I have decided it is time to move and to downsize, so I am moving into a high-rise. The move is soon, and it is making me crazy and frantic. My current house isn’t ready to sell, but I need to do that to have the money for the new place. So, after spending the morning Saturday at the church cleanup day, I went home and began cleaning Bill’s office. It had been neglected since he died and had become the repository for things I didn’t really know what to do with.

Bill took care of the house and paid the bills, so I had to look carefully through every piece of paper in his office. I eventually persuaded myself that I couldn’t save everything he had ever written. I can’t save his work files from the past 30 years. Old calendars that are journals of our lives together seemed important, but what would I do with them, other than store them? There were all the cards people had sent him when he was sick. As grateful as I am for the hundreds of people who loved him and wrote to tell him how much he had meant to them, I still couldn’t save and move them all because the new place is so much smaller.

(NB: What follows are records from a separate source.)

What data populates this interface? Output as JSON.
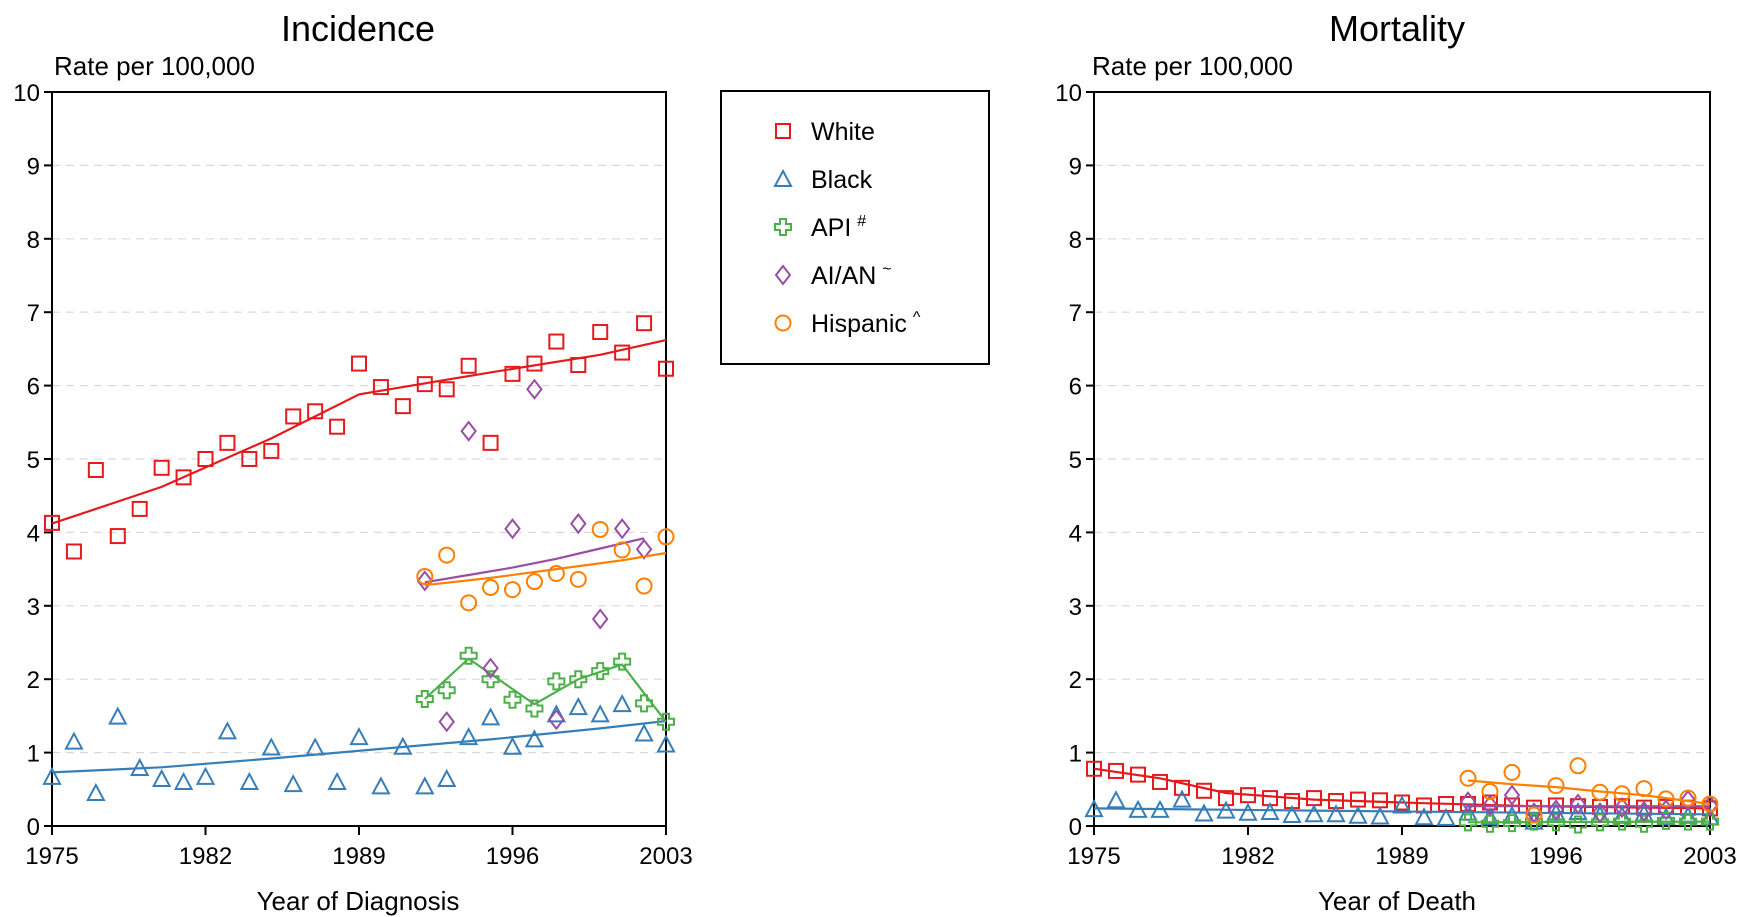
{
  "colors": {
    "White": "#e41a1c",
    "Black": "#377eb8",
    "API": "#4daf4a",
    "AIAN": "#984ea3",
    "Hispanic": "#ff7f00",
    "grid": "#d9d9d9",
    "axis": "#000000"
  },
  "legend": {
    "items": [
      {
        "key": "White",
        "label": "White",
        "sup": "",
        "marker": "square-icon"
      },
      {
        "key": "Black",
        "label": "Black",
        "sup": "",
        "marker": "triangle-icon"
      },
      {
        "key": "API",
        "label": "API",
        "sup": "#",
        "marker": "cross-icon"
      },
      {
        "key": "AIAN",
        "label": "AI/AN",
        "sup": "~",
        "marker": "diamond-icon"
      },
      {
        "key": "Hispanic",
        "label": "Hispanic",
        "sup": "^",
        "marker": "circle-icon"
      }
    ]
  },
  "chart_data": [
    {
      "type": "scatter",
      "title": "Incidence",
      "ylabel": "Rate per 100,000",
      "xlabel": "Year of Diagnosis",
      "xlim": [
        1975,
        2003
      ],
      "ylim": [
        0,
        10
      ],
      "xticks": [
        "1975",
        "1982",
        "1989",
        "1996",
        "2003"
      ],
      "yticks": [
        "0",
        "1",
        "2",
        "3",
        "4",
        "5",
        "6",
        "7",
        "8",
        "9",
        "10"
      ],
      "grid": "horizontal dashed",
      "legend": "right of chart",
      "series": [
        {
          "key": "White",
          "name": "White",
          "x": [
            1975,
            1976,
            1977,
            1978,
            1979,
            1980,
            1981,
            1982,
            1983,
            1984,
            1985,
            1986,
            1987,
            1988,
            1989,
            1990,
            1991,
            1992,
            1993,
            1994,
            1995,
            1996,
            1997,
            1998,
            1999,
            2000,
            2001,
            2002,
            2003
          ],
          "y": [
            4.13,
            3.74,
            4.85,
            3.95,
            4.32,
            4.88,
            4.75,
            5.0,
            5.22,
            5.0,
            5.11,
            5.58,
            5.65,
            5.44,
            6.3,
            5.98,
            5.72,
            6.02,
            5.95,
            6.27,
            5.22,
            6.16,
            6.3,
            6.6,
            6.28,
            6.73,
            6.45,
            6.85,
            6.23
          ],
          "fit_x": [
            1975,
            1980,
            1985,
            1989,
            1990,
            1995,
            2000,
            2003
          ],
          "fit_y": [
            4.12,
            4.62,
            5.28,
            5.88,
            5.93,
            6.18,
            6.42,
            6.62
          ]
        },
        {
          "key": "Black",
          "name": "Black",
          "x": [
            1975,
            1976,
            1977,
            1978,
            1979,
            1980,
            1981,
            1982,
            1983,
            1984,
            1985,
            1986,
            1987,
            1988,
            1989,
            1990,
            1991,
            1992,
            1993,
            1994,
            1995,
            1996,
            1997,
            1998,
            1999,
            2000,
            2001,
            2002,
            2003
          ],
          "y": [
            0.67,
            1.15,
            0.45,
            1.49,
            0.79,
            0.64,
            0.6,
            0.67,
            1.29,
            0.6,
            1.07,
            0.57,
            1.07,
            0.6,
            1.21,
            0.54,
            1.08,
            0.54,
            0.64,
            1.21,
            1.48,
            1.08,
            1.18,
            1.52,
            1.62,
            1.52,
            1.66,
            1.26,
            1.11
          ],
          "fit_x": [
            1975,
            1980,
            1985,
            1990,
            1995,
            2000,
            2003
          ],
          "fit_y": [
            0.73,
            0.8,
            0.92,
            1.05,
            1.18,
            1.33,
            1.43
          ]
        },
        {
          "key": "API",
          "name": "API",
          "x": [
            1992,
            1993,
            1994,
            1995,
            1996,
            1997,
            1998,
            1999,
            2000,
            2001,
            2002,
            2003
          ],
          "y": [
            1.73,
            1.85,
            2.32,
            2.0,
            1.72,
            1.6,
            1.97,
            2.0,
            2.11,
            2.24,
            1.67,
            1.42
          ],
          "fit_x": [
            1992,
            1994,
            1997,
            1999,
            2001,
            2003
          ],
          "fit_y": [
            1.73,
            2.28,
            1.66,
            2.0,
            2.2,
            1.42
          ]
        },
        {
          "key": "AIAN",
          "name": "AI/AN",
          "x": [
            1992,
            1993,
            1994,
            1995,
            1996,
            1997,
            1998,
            1999,
            2000,
            2001,
            2002
          ],
          "y": [
            3.34,
            1.42,
            5.38,
            2.15,
            4.05,
            5.95,
            1.45,
            4.12,
            2.82,
            4.05,
            3.77
          ],
          "fit_x": [
            1992,
            1994,
            1996,
            1998,
            2000,
            2002
          ],
          "fit_y": [
            3.32,
            3.42,
            3.52,
            3.64,
            3.78,
            3.92
          ]
        },
        {
          "key": "Hispanic",
          "name": "Hispanic",
          "x": [
            1992,
            1993,
            1994,
            1995,
            1996,
            1997,
            1998,
            1999,
            2000,
            2001,
            2002,
            2003
          ],
          "y": [
            3.4,
            3.69,
            3.04,
            3.25,
            3.22,
            3.33,
            3.44,
            3.36,
            4.04,
            3.76,
            3.27,
            3.94
          ],
          "fit_x": [
            1992,
            1995,
            1998,
            2001,
            2003
          ],
          "fit_y": [
            3.28,
            3.38,
            3.5,
            3.62,
            3.72
          ]
        }
      ]
    },
    {
      "type": "scatter",
      "title": "Mortality",
      "ylabel": "Rate per 100,000",
      "xlabel": "Year of Death",
      "xlim": [
        1975,
        2003
      ],
      "ylim": [
        0,
        10
      ],
      "xticks": [
        "1975",
        "1982",
        "1989",
        "1996",
        "2003"
      ],
      "yticks": [
        "0",
        "1",
        "2",
        "3",
        "4",
        "5",
        "6",
        "7",
        "8",
        "9",
        "10"
      ],
      "grid": "horizontal dashed",
      "series": [
        {
          "key": "White",
          "name": "White",
          "x": [
            1975,
            1976,
            1977,
            1978,
            1979,
            1980,
            1981,
            1982,
            1983,
            1984,
            1985,
            1986,
            1987,
            1988,
            1989,
            1990,
            1991,
            1992,
            1993,
            1994,
            1995,
            1996,
            1997,
            1998,
            1999,
            2000,
            2001,
            2002,
            2003
          ],
          "y": [
            0.78,
            0.75,
            0.7,
            0.6,
            0.52,
            0.48,
            0.38,
            0.42,
            0.38,
            0.34,
            0.38,
            0.34,
            0.36,
            0.35,
            0.32,
            0.28,
            0.3,
            0.3,
            0.32,
            0.28,
            0.25,
            0.28,
            0.27,
            0.26,
            0.27,
            0.25,
            0.26,
            0.25,
            0.24
          ],
          "fit_x": [
            1975,
            1978,
            1981,
            1985,
            1990,
            1995,
            2000,
            2003
          ],
          "fit_y": [
            0.78,
            0.65,
            0.45,
            0.36,
            0.31,
            0.27,
            0.25,
            0.24
          ]
        },
        {
          "key": "Black",
          "name": "Black",
          "x": [
            1975,
            1976,
            1977,
            1978,
            1979,
            1980,
            1981,
            1982,
            1983,
            1984,
            1985,
            1986,
            1987,
            1988,
            1989,
            1990,
            1991,
            1992,
            1993,
            1994,
            1995,
            1996,
            1997,
            1998,
            1999,
            2000,
            2001,
            2002,
            2003
          ],
          "y": [
            0.23,
            0.35,
            0.22,
            0.22,
            0.36,
            0.17,
            0.21,
            0.18,
            0.19,
            0.15,
            0.16,
            0.16,
            0.14,
            0.13,
            0.28,
            0.12,
            0.11,
            0.18,
            0.12,
            0.14,
            0.06,
            0.18,
            0.19,
            0.15,
            0.14,
            0.17,
            0.12,
            0.14,
            0.12
          ],
          "fit_x": [
            1975,
            1985,
            1995,
            2003
          ],
          "fit_y": [
            0.24,
            0.21,
            0.18,
            0.16
          ]
        },
        {
          "key": "API",
          "name": "API",
          "x": [
            1992,
            1993,
            1994,
            1995,
            1996,
            1997,
            1998,
            1999,
            2000,
            2001,
            2002,
            2003
          ],
          "y": [
            0.05,
            0.03,
            0.04,
            0.06,
            0.05,
            0.02,
            0.05,
            0.06,
            0.03,
            0.07,
            0.06,
            0.06
          ],
          "fit_x": [
            1992,
            2003
          ],
          "fit_y": [
            0.05,
            0.06
          ]
        },
        {
          "key": "AIAN",
          "name": "AI/AN",
          "x": [
            1992,
            1993,
            1994,
            1995,
            1996,
            1997,
            1998,
            1999,
            2000,
            2001,
            2002,
            2003
          ],
          "y": [
            0.33,
            0.28,
            0.42,
            0.18,
            0.22,
            0.3,
            0.18,
            0.25,
            0.2,
            0.22,
            0.35,
            0.28
          ],
          "fit_x": [
            1992,
            2003
          ],
          "fit_y": [
            0.27,
            0.27
          ]
        },
        {
          "key": "Hispanic",
          "name": "Hispanic",
          "x": [
            1992,
            1993,
            1994,
            1995,
            1996,
            1997,
            1998,
            1999,
            2000,
            2001,
            2002,
            2003
          ],
          "y": [
            0.65,
            0.47,
            0.73,
            0.15,
            0.55,
            0.82,
            0.46,
            0.44,
            0.51,
            0.37,
            0.38,
            0.3
          ],
          "fit_x": [
            1992,
            1994,
            1996,
            1998,
            2000,
            2003
          ],
          "fit_y": [
            0.62,
            0.57,
            0.53,
            0.47,
            0.42,
            0.3
          ]
        }
      ]
    }
  ]
}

I finally decided that all my sentimental/non-functional stuff had to fit into one chest that would be moved, and everything else simply had to go. That was harder than it sounds. Reading all of Bill’s correspondence, lesson plans, wine notes, and even his work was tough. It reopened some wounds of grief, and I shed some tears. When I was done, however, I felt as if a burden had been lifted, and I found myself smiling.

I always was the sentimental one, and Bill was the practical one. I smiled because I realized that, in this exercise of cleaning out, downsizing, and moving, I was channeling his spirit more than mine. People keep inanely reassuring me that he is still with me. Perhaps in this they are right, or maybe, like so many of those cards said, Bill taught me more than I knew.